Si elle considère que «les mesures sanitaires sont ainsi faites», Marie-Hélène déplore elle aussi les faibles mesures d’accompagnement auprès des professionnels pour atténuer les conséquences économiques. «Les trois premiers mois de la crise de la Covid-19 en 2020, l’aide à la CNSS nous a permis de conserver les emplois, mais en dehors de cela, aucune mesure d’allègement durable n’a permis de maintenir notre équilibre fragile», regrette-t-elle.

«Alors que nous étions quasiment à l’arrêt, nous avons continué à verser l’ensemble des autres taxes et impôts comme si nous fonctionnions au rythme normal. Les choses sont restées ainsi jusqu’à aujourd’hui, ce qui me met dans la contrainte de licencier 6 membres du personnel qui étaient en pré-embauche et que je comptais garder, avant de nous retrouver avec une saison morte jusqu’à la mi-2022.» Marie-Hélène, hôtelière à Agadir

Des MRE également contraints d’annuler leurs voyages

C’est également le cas dans une ville comme Essaouira, où deux autres entrepreneurs hôteliers ont confirmé à Yabiladi avoir reçu «près 90% d’annulations sur les réservations de la période de fin de l’année», avec le risque de voir le phénomène s’amplifier dans les prochains jours. «Nous avons proposé des annulations sans remboursement, des réductions spéciales pour dynamiser le tourime intérieur, mais nos clients restent principalement étrangers», a souligné Hassan, gérant.

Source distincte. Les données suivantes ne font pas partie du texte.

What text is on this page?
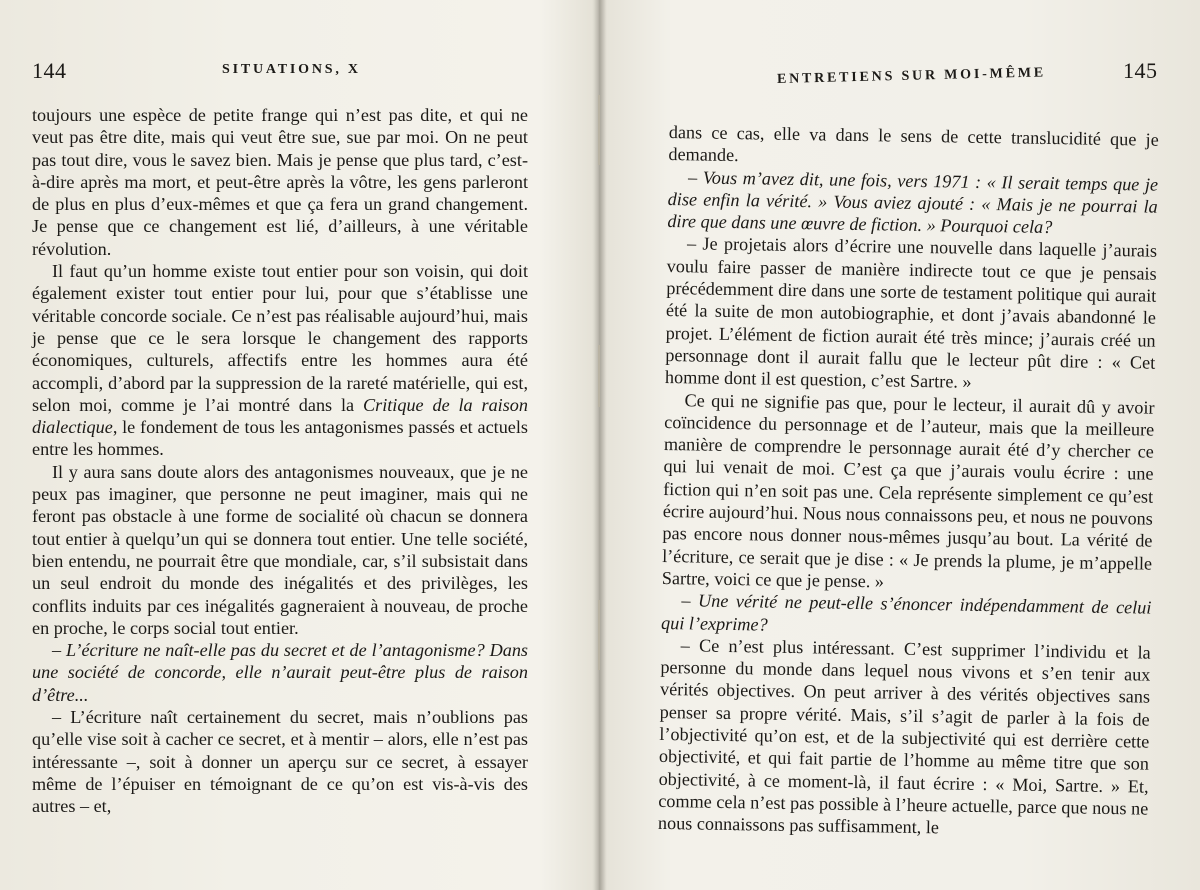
144	SITUATIONS, X

toujours une espèce de petite frange qui n’est pas dite, et qui ne veut pas être dite, mais qui veut être sue, sue par moi. On ne peut pas tout dire, vous le savez bien. Mais je pense que plus tard, c’est-à-dire après ma mort, et peut-être après la vôtre, les gens parleront de plus en plus d’eux-mêmes et que ça fera un grand changement. Je pense que ce changement est lié, d’ailleurs, à une véritable révolution.

Il faut qu’un homme existe tout entier pour son voisin, qui doit également exister tout entier pour lui, pour que s’établisse une véritable concorde sociale. Ce n’est pas réalisable aujourd’hui, mais je pense que ce le sera lorsque le changement des rapports économiques, culturels, affectifs entre les hommes aura été accompli, d’abord par la suppression de la rareté matérielle, qui est, selon moi, comme je l’ai montré dans la Critique de la raison dialectique, le fondement de tous les antagonismes passés et actuels entre les hommes.

Il y aura sans doute alors des antagonismes nouveaux, que je ne peux pas imaginer, que personne ne peut imaginer, mais qui ne feront pas obstacle à une forme de socialité où chacun se donnera tout entier à quelqu’un qui se donnera tout entier. Une telle société, bien entendu, ne pourrait être que mondiale, car, s’il subsistait dans un seul endroit du monde des inégalités et des privilèges, les conflits induits par ces inégalités gagneraient à nouveau, de proche en proche, le corps social tout entier.

– L’écriture ne naît-elle pas du secret et de l’antagonisme? Dans une société de concorde, elle n’aurait peut-être plus de raison d’être...

– L’écriture naît certainement du secret, mais n’oublions pas qu’elle vise soit à cacher ce secret, et à mentir – alors, elle n’est pas intéressante –, soit à donner un aperçu sur ce secret, à essayer même de l’épuiser en témoignant de ce qu’on est vis-à-vis des autres – et,

145
ENTRETIENS SUR MOI-MÊME

dans ce cas, elle va dans le sens de cette translucidité que je demande.

– Vous m’avez dit, une fois, vers 1971 : « Il serait temps que je dise enfin la vérité. » Vous aviez ajouté : « Mais je ne pourrai la dire que dans une œuvre de fiction. » Pourquoi cela?

– Je projetais alors d’écrire une nouvelle dans laquelle j’aurais voulu faire passer de manière indirecte tout ce que je pensais précédemment dire dans une sorte de testament politique qui aurait été la suite de mon autobiographie, et dont j’avais abandonné le projet. L’élément de fiction aurait été très mince; j’aurais créé un personnage dont il aurait fallu que le lecteur pût dire : « Cet homme dont il est question, c’est Sartre. »

Ce qui ne signifie pas que, pour le lecteur, il aurait dû y avoir coïncidence du personnage et de l’auteur, mais que la meilleure manière de comprendre le personnage aurait été d’y chercher ce qui lui venait de moi. C’est ça que j’aurais voulu écrire : une fiction qui n’en soit pas une. Cela représente simplement ce qu’est écrire aujourd’hui. Nous nous connaissons peu, et nous ne pouvons pas encore nous donner nous-mêmes jusqu’au bout. La vérité de l’écriture, ce serait que je dise : « Je prends la plume, je m’appelle Sartre, voici ce que je pense. »

– Une vérité ne peut-elle s’énoncer indépendamment de celui qui l’exprime?

– Ce n’est plus intéressant. C’est supprimer l’individu et la personne du monde dans lequel nous vivons et s’en tenir aux vérités objectives. On peut arriver à des vérités objectives sans penser sa propre vérité. Mais, s’il s’agit de parler à la fois de l’objectivité qu’on est, et de la subjectivité qui est derrière cette objectivité, et qui fait partie de l’homme au même titre que son objectivité, à ce moment-là, il faut écrire : « Moi, Sartre. » Et, comme cela n’est pas possible à l’heure actuelle, parce que nous ne nous connaissons pas suffisamment, le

Parmi les clients potentiels figurent notamment des Marocains du monde. «Une mère de famille marocaine a tout essayé pour ne pas recourir à une annulation», nous a confié Khalid, un autre opérateur hôtelier à Essaouira. «Elle nous a demandé si elle pouvait trouver le moyen de rejoindre le pays en transitant par un point de départ qui ne serait pas concerné par la suspension des vols, mais nous ne pouvons pas recommander cette option aux voyageurs», a précisé le professionnel.

«Nous essuyons des pertes et nos concitoyens à l’étranger tiennent à leur pays, certes. Mais nous ne pouvons faire fi de la crise sanitaire qui est encore là», explique l’entrepreneur. Selon lui, «salariés comme gérants se serrent la ceinture, sans savoir quand la tempête se terminera, ni si les administrations en charge du secteur communiqueront avec les opérateurs à un moment ou à un autre».